Rowland says wait and see for impact on Webster Parish
Changes may be coming for students and teachers across Louisiana when it comes to dual enrollment.
On December 11, the Louisiana Board of Regents approved new standards for minimum requirements for dual enrollment, among other changes.
In order to allow high school students to earn college credit, dual enrollment courses are supposed to be practically identical to college courses. However, higher education officials have expressed concern at a lack of uniformity in course content and rigor across the state.
As part of the new measures, dual enrollment instructors who are not college faculty will be required to undergo training from the institution on how to properly administer and grade the course.
Not every institution will necessarily need to change its dual enrollment process. As reported by the Ruston Daily Leader, Louisiana Tech University already puts its dual enrollment instructors through standards that are as high, if not higher, as those now required by the Board of Regents.
Webster Parish School Board Superintendent Johnny Rowland Jr. said it is unclear how parish students and teachers may be affected until we see what, if any, new measures the colleges and universities in the area adopt to comply with the Board of Regents.
“We need to see what direction the universities are going to head in response to the Board of Regents,” he said. “The Board wants more rigor and accountability. So what are we going to do about it? That’s still what we’re waiting to see. It’ll be interesting to see what the universities do in response to that.”
In addition to instructor requirements, the Board’s new policy requires students wishing to take dual enrollment courses in English to concurrently address any deficiencies in mathematics and vice versa. Deficiencies are determined chiefly by ACT sub-scores.
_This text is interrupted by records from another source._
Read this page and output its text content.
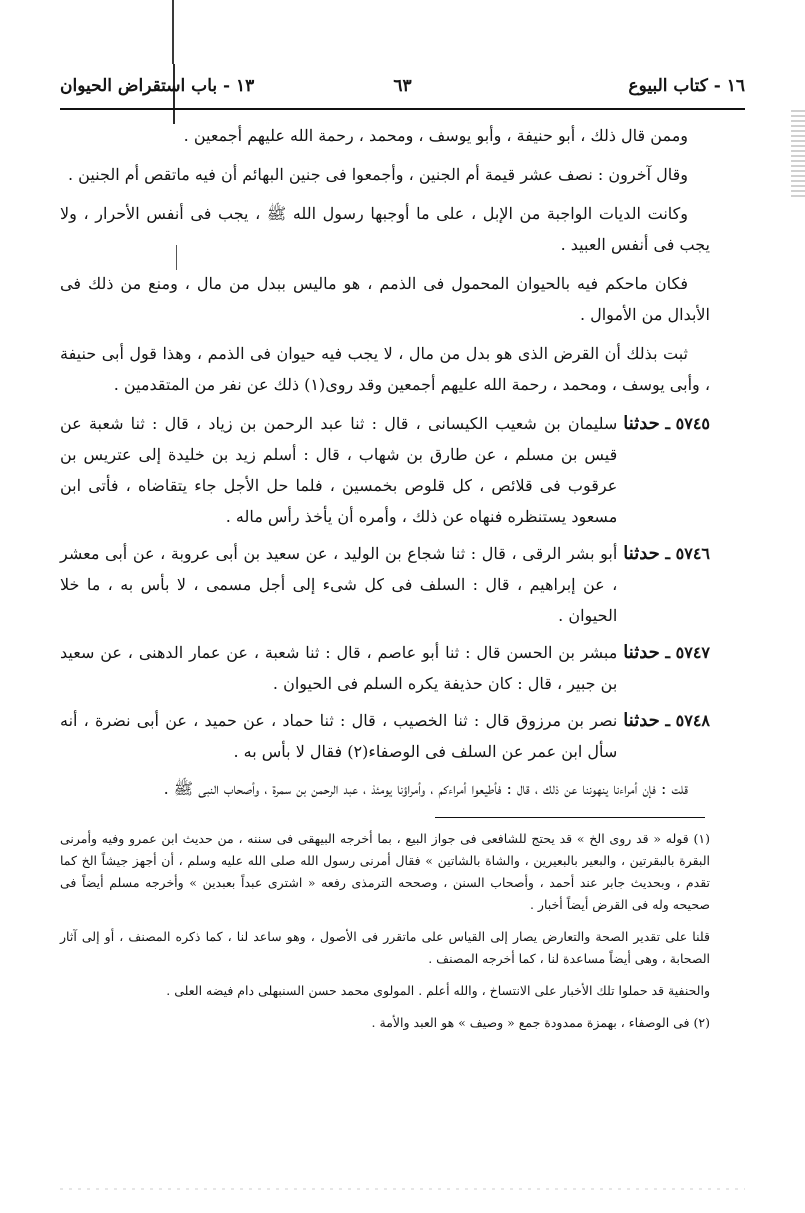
١٦ - كتاب البيوع
٦٣
١٣ - باب استقراض الحيوان

وممن قال ذلك ، أبو حنيفة ، وأبو يوسف ، ومحمد ، رحمة الله عليهم أجمعين .

وقال آخرون : نصف عشر قيمة أم الجنين ، وأجمعوا فى جنين البهائم أن فيه ماتقص أم الجنين .

وكانت الديات الواجبة من الإبل ، على ما أوجبها رسول الله ﷺ ، يجب فى أنفس الأحرار ، ولا يجب فى أنفس العبيد .

فكان ماحكم فيه بالحيوان المحمول فى الذمم ، هو ماليس ببدل من مال ، ومنع من ذلك فى الأبدال من الأموال .

ثبت بذلك أن القرض الذى هو بدل من مال ، لا يجب فيه حيوان فى الذمم ، وهذا قول أبى حنيفة ، وأبى يوسف ، ومحمد ، رحمة الله عليهم أجمعين وقد روى(١) ذلك عن نفر من المتقدمين .

٥٧٤٥ ـ حدثنا
سليمان بن شعيب الكيسانى ، قال : ثنا عبد الرحمن بن زياد ، قال : ثنا شعبة عن قيس بن مسلم ، عن طارق بن شهاب ، قال : أسلم زيد بن خليدة إلى عتريس بن عرقوب فى قلائص ، كل قلوص بخمسين ، فلما حل الأجل جاء يتقاضاه ، فأتى ابن مسعود يستنظره فنهاه عن ذلك ، وأمره أن يأخذ رأس ماله .
٥٧٤٦ ـ حدثنا
أبو بشر الرقى ، قال : ثنا شجاع بن الوليد ، عن سعيد بن أبى عروبة ، عن أبى معشر ، عن إبراهيم ، قال : السلف فى كل شىء إلى أجل مسمى ، لا بأس به ، ما خلا الحيوان .
٥٧٤٧ ـ حدثنا
مبشر بن الحسن قال : ثنا أبو عاصم ، قال : ثنا شعبة ، عن عمار الدهنى ، عن سعيد بن جبير ، قال : كان حذيفة يكره السلم فى الحيوان .
٥٧٤٨ ـ حدثنا
نصر بن مرزوق قال : ثنا الخصيب ، قال : ثنا حماد ، عن حميد ، عن أبى نضرة ، أنه سأل ابن عمر عن السلف فى الوصفاء(٢) فقال لا بأس به .

قلت : فإن أمراءنا ينهوننا عن ذلك ، قال : فأطيعوا أمراءكم ، وأمراؤنا يومئذ ، عبد الرحمن بن سمرة ، وأصحاب النبى ﷺ .

(١) قوله « قد روى الخ » قد يحتج للشافعى فى جواز البيع ، بما أخرجه البيهقى فى سننه ، من حديث ابن عمرو وفيه وأمرنى البقرة بالبقرتين ، والبعير بالبعيرين ، والشاة بالشاتين » فقال أمرنى رسول الله صلى الله عليه وسلم ، أن أجهز جيشاً الخ كما تقدم ، وبحديث جابر عند أحمد ، وأصحاب السنن ، وصححه الترمذى رفعه « اشترى عبداً بعبدين » وأخرجه مسلم أيضاً فى صحيحه وله فى القرض أيضاً أخبار .

قلنا على تقدير الصحة والتعارض يصار إلى القياس على ماتقرر فى الأصول ، وهو ساعد لنا ، كما ذكره المصنف ، أو إلى آثار الصحابة ، وهى أيضاً مساعدة لنا ، كما أخرجه المصنف .

والحنفية قد حملوا تلك الأخبار على الانتساخ ، والله أعلم . المولوى محمد حسن السنبهلى دام فيضه العلى .

(٢) فى الوصفاء ، بهمزة ممدودة جمع « وصيف » هو العبد والأمة .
A sub-18 score on the English portion of the ACT constitutes deficiency, with mathematics deficiency coming in at sub-19.
The policy states that addressing deficiencies can take many forms, including simply “continuing to take core classes.”
At the same meeting, the Board of Regents revised another policy, this one regarding enrollment requirements for “entry-level, college-level” English and mathematics courses. On a pilot basis, the University of New Orleans will begin to enroll students who fall up to 3 points under the ACT sub-score requirements, as long as they simultaneously enroll in a co-requisite support class.
This model for promoting co-requisites over remedial pre-requisites may be adopted statewide if the Board of Regents sees positive results when the pilot period at UNO ends in 2020.